2 Peter 1:15
Moreover I will endeavour that ye may be able after my decease to have these things always in remembrance.
Peter knows he is about to leave this world, and he says something very tender here. He is not only thinking about his own departure. He is thinking about the people he will leave behind. He wants them to have the truth fixed in their hearts even after he is gone.
That word decease is beautiful. It is exodos. You recall the story. Israel came out of Egypt and headed toward the Promised Land. Peter sees his own death that way. Not as a dead end. Not as a collapse into darkness. But as an exodus. A departure from one land into another. A leaving behind of this world for the better country ahead.
I like that.
Peter knew he would soon leave earth for heaven. But before he does, he keeps circling back to the same burden. Remembrance. Truth. The Word of God planted so deeply in the hearts of God’s people that it will stay with them after his voice is gone.
That tells us something important. Men die, but the Word lives.
Pastors pass. Teachers age. Parents grow weak. Voices that once shaped us eventually go silent. That is just life in this tabernacle. But the Word of the Lord does not age. It does not weaken. It does not fade with the passing of generations. The man of God may leave the scene, but the truth of God remains standing.
Think about that. What a comfort that is.
If everything rested on Peter staying alive, the church would be in trouble. If everything rested on one preacher, one teacher, one parent, one friend, then hope would be very fragile. But Peter understood that the power was never in the man. The power was in the Word the man carried.
That is why faithful ministry is never about building dependence on personality. It is about pressing truth so deeply into people that when the messenger is gone, the message is still burning.
I suggest that is a word for all of us. Whether you teach a class, raise children, encourage friends, or simply post sermons on a blog, the goal is not to make people remember you. The goal is to leave them with the Word. Your opinions will not sustain them. Your personality will not steady them forever. But the Word of God will.
Here is the thing. A man may be greatly used, but he is still only a servant. The Word is the treasure.
That is why Peter keeps reminding them of the same truths.

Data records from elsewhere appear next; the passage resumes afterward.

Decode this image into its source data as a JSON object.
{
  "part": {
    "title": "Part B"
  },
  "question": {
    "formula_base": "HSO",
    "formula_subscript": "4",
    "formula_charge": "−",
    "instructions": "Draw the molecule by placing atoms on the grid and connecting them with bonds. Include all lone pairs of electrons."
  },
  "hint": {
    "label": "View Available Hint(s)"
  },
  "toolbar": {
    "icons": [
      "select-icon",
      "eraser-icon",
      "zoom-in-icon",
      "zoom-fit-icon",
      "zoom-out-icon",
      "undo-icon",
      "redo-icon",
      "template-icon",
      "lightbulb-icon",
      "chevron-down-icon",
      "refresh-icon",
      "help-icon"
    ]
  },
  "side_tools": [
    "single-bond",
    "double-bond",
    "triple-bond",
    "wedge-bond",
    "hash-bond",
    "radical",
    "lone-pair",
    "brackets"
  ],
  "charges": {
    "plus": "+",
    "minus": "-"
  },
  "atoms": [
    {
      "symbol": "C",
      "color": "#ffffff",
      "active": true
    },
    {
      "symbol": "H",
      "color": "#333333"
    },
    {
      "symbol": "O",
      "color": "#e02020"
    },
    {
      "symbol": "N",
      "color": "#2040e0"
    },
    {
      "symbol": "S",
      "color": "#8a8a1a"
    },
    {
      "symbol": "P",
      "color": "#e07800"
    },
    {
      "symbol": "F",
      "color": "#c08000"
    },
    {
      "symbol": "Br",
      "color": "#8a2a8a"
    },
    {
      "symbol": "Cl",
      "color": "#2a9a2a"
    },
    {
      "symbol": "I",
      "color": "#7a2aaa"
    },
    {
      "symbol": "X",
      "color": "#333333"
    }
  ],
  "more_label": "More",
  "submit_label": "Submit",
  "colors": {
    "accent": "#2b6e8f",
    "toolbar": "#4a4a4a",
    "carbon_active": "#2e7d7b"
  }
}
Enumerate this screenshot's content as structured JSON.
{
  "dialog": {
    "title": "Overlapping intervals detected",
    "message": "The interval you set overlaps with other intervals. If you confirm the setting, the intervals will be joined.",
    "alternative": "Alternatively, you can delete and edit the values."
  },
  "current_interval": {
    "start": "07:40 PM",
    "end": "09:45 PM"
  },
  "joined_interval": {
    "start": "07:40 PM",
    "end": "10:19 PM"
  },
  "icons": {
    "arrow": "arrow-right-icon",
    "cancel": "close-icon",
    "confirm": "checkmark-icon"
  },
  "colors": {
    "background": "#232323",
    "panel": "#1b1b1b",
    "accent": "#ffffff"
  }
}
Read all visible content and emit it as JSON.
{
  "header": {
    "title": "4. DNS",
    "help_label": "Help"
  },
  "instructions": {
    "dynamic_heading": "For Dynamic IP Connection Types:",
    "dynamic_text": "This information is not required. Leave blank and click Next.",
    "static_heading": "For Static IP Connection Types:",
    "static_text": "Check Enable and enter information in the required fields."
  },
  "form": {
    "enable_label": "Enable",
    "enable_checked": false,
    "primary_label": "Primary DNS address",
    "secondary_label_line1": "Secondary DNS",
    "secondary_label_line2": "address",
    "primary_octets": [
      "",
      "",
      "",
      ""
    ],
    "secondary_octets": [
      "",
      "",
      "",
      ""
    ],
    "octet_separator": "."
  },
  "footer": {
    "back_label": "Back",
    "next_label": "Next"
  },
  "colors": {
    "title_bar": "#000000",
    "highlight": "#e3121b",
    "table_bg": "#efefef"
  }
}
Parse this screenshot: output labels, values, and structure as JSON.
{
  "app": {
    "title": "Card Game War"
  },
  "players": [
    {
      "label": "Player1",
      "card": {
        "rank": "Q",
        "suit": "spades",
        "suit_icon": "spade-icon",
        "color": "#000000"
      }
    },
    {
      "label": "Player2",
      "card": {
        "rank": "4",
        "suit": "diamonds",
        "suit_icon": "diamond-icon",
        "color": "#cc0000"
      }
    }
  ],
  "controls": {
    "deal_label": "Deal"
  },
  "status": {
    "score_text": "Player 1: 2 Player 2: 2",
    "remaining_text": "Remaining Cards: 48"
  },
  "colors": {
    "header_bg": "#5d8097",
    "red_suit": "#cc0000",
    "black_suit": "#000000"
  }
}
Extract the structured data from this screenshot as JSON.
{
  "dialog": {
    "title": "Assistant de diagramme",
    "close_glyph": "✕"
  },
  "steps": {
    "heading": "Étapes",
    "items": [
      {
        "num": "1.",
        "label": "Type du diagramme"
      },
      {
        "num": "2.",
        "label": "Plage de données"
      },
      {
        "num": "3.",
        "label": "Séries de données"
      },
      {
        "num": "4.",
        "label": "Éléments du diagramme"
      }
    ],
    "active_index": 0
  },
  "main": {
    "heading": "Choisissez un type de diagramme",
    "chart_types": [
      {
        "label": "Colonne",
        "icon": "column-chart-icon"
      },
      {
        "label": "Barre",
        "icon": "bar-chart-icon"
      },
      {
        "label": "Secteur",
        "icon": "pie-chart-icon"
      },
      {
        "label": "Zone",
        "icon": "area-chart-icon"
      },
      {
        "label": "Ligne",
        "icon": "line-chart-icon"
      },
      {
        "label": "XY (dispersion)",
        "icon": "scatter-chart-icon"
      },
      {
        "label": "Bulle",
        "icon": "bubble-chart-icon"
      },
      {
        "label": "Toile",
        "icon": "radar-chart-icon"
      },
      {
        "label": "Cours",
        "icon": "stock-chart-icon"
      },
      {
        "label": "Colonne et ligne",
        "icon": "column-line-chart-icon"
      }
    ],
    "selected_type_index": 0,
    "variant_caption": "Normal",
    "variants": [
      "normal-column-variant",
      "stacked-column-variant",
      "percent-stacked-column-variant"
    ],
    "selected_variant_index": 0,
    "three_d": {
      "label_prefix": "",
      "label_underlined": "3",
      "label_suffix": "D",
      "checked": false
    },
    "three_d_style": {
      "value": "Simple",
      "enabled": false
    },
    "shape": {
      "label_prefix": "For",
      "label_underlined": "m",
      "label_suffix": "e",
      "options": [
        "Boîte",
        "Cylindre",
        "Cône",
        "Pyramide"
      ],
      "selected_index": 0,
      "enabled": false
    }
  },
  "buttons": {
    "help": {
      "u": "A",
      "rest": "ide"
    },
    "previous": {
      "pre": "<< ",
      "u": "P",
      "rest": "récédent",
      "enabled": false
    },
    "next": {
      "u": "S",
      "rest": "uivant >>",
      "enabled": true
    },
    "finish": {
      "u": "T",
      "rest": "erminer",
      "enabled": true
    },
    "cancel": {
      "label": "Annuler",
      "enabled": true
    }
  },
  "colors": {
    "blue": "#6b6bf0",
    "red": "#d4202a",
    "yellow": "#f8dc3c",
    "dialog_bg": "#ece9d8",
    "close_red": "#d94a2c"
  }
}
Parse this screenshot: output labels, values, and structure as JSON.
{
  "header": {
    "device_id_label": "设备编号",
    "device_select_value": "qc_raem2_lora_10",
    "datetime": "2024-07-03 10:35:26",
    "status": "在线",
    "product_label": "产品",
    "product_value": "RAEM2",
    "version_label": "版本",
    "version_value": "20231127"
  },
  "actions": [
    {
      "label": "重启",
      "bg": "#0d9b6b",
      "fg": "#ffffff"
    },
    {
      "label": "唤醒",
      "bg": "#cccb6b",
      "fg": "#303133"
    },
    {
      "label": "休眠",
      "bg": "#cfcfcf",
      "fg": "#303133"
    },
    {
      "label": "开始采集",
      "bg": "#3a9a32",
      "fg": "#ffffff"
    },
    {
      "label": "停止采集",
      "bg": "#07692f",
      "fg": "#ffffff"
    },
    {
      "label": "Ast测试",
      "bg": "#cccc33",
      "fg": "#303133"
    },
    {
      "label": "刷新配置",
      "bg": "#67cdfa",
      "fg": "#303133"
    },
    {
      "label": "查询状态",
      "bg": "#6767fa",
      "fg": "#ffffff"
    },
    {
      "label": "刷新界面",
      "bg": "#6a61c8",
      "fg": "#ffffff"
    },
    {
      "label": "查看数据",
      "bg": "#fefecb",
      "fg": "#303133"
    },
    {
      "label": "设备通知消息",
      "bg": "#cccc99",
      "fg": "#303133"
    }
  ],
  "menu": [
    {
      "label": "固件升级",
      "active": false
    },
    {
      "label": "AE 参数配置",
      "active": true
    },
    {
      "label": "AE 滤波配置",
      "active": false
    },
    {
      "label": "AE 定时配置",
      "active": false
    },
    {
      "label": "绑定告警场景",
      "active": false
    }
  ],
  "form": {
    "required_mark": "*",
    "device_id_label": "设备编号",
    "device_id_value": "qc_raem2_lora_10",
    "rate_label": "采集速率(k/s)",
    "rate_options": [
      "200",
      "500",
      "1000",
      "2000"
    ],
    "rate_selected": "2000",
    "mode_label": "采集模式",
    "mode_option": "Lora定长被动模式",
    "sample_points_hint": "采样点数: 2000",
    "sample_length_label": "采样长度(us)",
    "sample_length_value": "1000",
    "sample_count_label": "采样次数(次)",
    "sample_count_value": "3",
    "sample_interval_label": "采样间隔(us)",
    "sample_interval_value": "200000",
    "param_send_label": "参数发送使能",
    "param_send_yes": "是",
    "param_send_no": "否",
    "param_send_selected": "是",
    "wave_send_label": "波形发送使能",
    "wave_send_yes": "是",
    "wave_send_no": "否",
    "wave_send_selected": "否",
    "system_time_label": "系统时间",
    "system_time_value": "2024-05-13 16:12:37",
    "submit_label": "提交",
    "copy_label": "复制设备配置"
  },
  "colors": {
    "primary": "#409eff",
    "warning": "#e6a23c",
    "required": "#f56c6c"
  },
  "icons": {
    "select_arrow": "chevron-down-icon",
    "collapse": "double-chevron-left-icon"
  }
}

He is not trying to make his own name last. He is trying to make sure the truth lasts in them. He wants them established so that after his exodus, they will still walk in what he taught.
Dear friends, that is the kind of legacy that matters. Not that people remember our mannerisms, our stories, or our voice, but that they remember the truth of Christ long after we are gone. The best thing we can leave behind is not the impression of ourselves, but the imprint of the Word.
Peter was heading to the ultimate Promised Land.
And what was still on his heart?
That the people of God would keep remembering the truth.